After observing the autumn cubbing and seeing the unrequited cruelty of the killing of innocents and following the trail of devastation, the sooner they are dealt with the better.

On my travels I have brought very young baby foxes home from lairs where their parents have been savagely killed and nurtured them.

Derek Wright, Westbury Street, Laisterdyke.

Police poor value

SIR - I dial 999 for the police and, if I am lucky, I get a visit the day after and they give me a crime number for my insurance and don't bother.

Also, when I dial 999 I am connected to Wakefield whose staff haven't a clue where I am or what I am talking about.

The police get £71.36 from all council tax payers on Band A for being a total waste of space.

If I dial 999 for a fire engine, I get one within eight minutes. The call goes to Birkenshaw who have files on all the area and can direct a fire crew to me at once.

The fire service gets £29.12 from all council tax payers on Band A.

Why so much for a police force which gives us very little and far less for a fire service which gives us everything?

P Windle, Spring Avenue, Long Lee, Keighley.

Tramp mystery

SIR - Looking at a recently-rebuilt stone wall on High Bank Lane, just after the turn-off from Bingley Road, I noticed a commemorative stone bearing this inscription:

TRAMP

DIED

MARCH 9 1915

HE MOTORED NEARLY ALL

OVER THE BRITISH ISLES

Can any of your readers help?

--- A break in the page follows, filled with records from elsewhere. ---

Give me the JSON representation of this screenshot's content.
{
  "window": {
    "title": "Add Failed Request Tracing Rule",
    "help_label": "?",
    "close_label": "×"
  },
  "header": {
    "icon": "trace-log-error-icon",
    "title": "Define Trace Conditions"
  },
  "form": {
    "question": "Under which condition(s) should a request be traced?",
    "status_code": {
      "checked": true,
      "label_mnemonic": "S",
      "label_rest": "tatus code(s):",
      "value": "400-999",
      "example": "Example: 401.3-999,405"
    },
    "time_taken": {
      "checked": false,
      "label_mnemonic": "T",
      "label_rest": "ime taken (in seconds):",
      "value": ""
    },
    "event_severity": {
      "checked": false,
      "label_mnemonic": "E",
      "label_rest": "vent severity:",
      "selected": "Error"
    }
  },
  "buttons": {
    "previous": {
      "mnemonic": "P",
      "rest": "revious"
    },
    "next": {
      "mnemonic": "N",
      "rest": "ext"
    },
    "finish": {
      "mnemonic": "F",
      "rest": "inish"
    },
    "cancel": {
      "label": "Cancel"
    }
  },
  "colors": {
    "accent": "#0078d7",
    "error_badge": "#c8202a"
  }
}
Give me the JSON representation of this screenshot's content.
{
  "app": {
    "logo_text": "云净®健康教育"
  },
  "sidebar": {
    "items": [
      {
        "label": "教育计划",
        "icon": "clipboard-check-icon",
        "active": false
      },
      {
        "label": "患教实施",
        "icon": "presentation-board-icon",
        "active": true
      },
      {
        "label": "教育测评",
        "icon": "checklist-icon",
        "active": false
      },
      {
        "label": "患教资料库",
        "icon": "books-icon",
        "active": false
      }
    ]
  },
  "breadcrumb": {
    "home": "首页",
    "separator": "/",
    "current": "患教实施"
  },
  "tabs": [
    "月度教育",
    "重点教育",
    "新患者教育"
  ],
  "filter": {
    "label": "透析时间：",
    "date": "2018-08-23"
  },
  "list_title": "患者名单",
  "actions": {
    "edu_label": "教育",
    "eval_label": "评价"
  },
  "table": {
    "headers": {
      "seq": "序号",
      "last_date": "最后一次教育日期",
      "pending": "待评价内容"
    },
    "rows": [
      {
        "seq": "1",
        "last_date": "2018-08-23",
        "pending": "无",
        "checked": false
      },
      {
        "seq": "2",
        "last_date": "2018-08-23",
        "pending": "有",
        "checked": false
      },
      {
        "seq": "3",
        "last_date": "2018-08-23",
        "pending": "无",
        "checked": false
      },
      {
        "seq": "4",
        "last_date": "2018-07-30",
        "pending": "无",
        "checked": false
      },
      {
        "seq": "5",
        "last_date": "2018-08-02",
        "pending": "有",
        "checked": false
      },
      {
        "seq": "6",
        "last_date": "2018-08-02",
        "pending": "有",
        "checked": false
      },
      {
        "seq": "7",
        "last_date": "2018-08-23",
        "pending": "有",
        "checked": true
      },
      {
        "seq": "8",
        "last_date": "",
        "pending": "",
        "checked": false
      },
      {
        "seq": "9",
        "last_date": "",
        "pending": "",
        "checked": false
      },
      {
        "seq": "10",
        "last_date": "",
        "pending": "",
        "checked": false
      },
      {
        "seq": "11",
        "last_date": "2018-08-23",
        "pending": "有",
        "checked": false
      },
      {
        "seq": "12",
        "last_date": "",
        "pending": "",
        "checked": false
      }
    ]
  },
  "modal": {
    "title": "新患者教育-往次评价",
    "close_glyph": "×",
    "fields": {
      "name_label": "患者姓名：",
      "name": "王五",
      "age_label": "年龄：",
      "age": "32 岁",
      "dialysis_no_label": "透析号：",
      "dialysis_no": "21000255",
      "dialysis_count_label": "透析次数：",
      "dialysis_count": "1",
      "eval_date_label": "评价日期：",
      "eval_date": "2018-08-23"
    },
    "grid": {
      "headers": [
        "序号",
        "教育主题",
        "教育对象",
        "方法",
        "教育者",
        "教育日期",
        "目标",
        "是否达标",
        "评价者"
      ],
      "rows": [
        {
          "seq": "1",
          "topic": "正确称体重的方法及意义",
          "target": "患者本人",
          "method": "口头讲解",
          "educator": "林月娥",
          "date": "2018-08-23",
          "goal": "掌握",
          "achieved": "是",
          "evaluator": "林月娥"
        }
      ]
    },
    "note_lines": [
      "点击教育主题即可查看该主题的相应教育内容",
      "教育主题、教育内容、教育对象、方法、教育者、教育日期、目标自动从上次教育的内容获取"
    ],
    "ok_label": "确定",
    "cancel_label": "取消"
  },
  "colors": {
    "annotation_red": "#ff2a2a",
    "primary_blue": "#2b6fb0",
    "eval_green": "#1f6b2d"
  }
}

Who was the tramp who merited this inscription, and who erected the stone?

Brian E Fearnley, Brantwood Oval, Bradford.

Where's Fred?

SIR - Is it possible to trace through your columns a Bradford comrade, Mr Fred Barnes, who lived in the vicinity of Shipley or Baildon?

Fred was a senior NCO in the Signal Troop of 15/19 KR Hussars serving in Egypt, Jordan and Palestine after service in Germany during the period 1943 to 1948. The last time I got a fleeting sight of him was in 1952 as he was waiting for his bus on his way home after business in the city.

I would like to tell him that I have returned to Scarborough and found some other members of our regiment and we are now members of the Palestine Veterans Association, which is based at Eden Camp near Malton.

Should he be able to contact me at this address and number, there is a free weekend holiday in Scarborough waiting.

Stan Archer, C1 Ayckbourn Chapters, Royal Avenue, Scarborough, YO11 2NB, North Yorkshire (tel: 01723 366120).